Record changes in git and then git bisect issues, maybe?

Without change capture, solid regression testing, or observability, it seems difficult to manage these changes. I’d like to how others are managing these kinds of changes to readily troubleshoot them, without lots of regression testing or observability, if anyone has successes to share.

pbhjpbhj|1 year ago

I focused primarily on guesswho's "in ways I am unaware of".

Your issue appears to be true for any system change. Although, risk will of course vary.

nehal3m|1 year ago

If they can be reversed individually you can simply deduce by rolling back changes one by one, no?

spenczar5|1 year ago

Suppose you run a fleet of a thousand machines. They all autotune. They are, lets say, serving cached video, or something.

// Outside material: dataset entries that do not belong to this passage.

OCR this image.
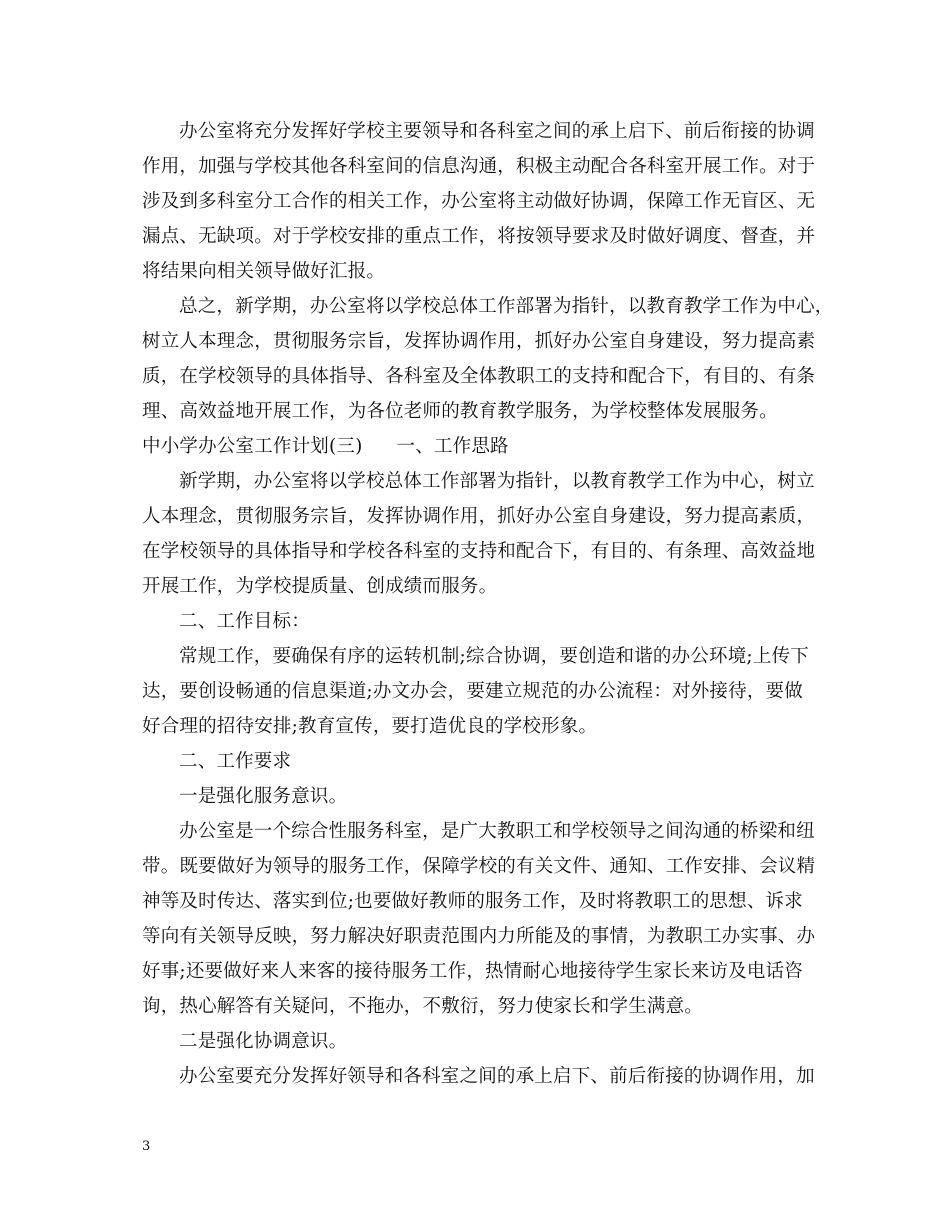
办公室将充分发挥好学校主要领导和各科室之间的承上启下、前后衔接的协调
作用，加强与学校其他各科室间的信息沟通，积极主动配合各科室开展工作。对于
涉及到多科室分工合作的相关工作，办公室将主动做好协调，保障工作无盲区、无
漏点、无缺项。对于学校安排的重点工作，将按领导要求及时做好调度、督查，并
将结果向相关领导做好汇报。
总之，新学期，办公室将以学校总体工作部署为指针，以教育教学工作为中心，
树立人本理念，贯彻服务宗旨，发挥协调作用，抓好办公室自身建设，努力提高素
质，在学校领导的具体指导、各科室及全体教职工的支持和配合下，有目的、有条
理、高效益地开展工作，为各位老师的教育教学服务，为学校整体发展服务。
中小学办公室工作计划(三) 一、工作思路
新学期，办公室将以学校总体工作部署为指针，以教育教学工作为中心，树立
人本理念，贯彻服务宗旨，发挥协调作用，抓好办公室自身建设，努力提高素质，
在学校领导的具体指导和学校各科室的支持和配合下，有目的、有条理、高效益地
开展工作，为学校提质量、创成绩而服务。
二、工作目标：
常规工作，要确保有序的运转机制;综合协调，要创造和谐的办公环境;上传下
达，要创设畅通的信息渠道;办文办会，要建立规范的办公流程：对外接待，要做
好合理的招待安排;教育宣传，要打造优良的学校形象。
二、工作要求
一是强化服务意识。
办公室是一个综合性服务科室，是广大教职工和学校领导之间沟通的桥梁和纽
带。既要做好为领导的服务工作，保障学校的有关文件、通知、工作安排、会议精
神等及时传达、落实到位;也要做好教师的服务工作，及时将教职工的思想、诉求
等向有关领导反映，努力解决好职责范围内力所能及的事情，为教职工办实事、办
好事;还要做好来人来客的接待服务工作，热情耐心地接待学生家长来访及电话咨
询，热心解答有关疑问，不拖办，不敷衍，努力使家长和学生满意。
二是强化协调意识。
办公室要充分发挥好领导和各科室之间的承上启下、前后衔接的协调作用，加
3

You notice that your aggregate error rate been drifting upwards since using bpftune. It turns out, in reality, there is some complex interaction between the tuning and your routers, or your TOR switches, or whatever - there is feedback that causes oscillations in a tuned value, swinging between too high and too low.

Can you see how this is not a matter of simple deduction and rollbacks?

This scenario is plausible. Autotuning generally has issues with feedback, since the overall system lacks control theoretic structure. And the premise here is that you use this to tune a large number of machines where individual admin is infeasible.

jstanley|1 year ago

Only if you already suspect that this tool caused the problem.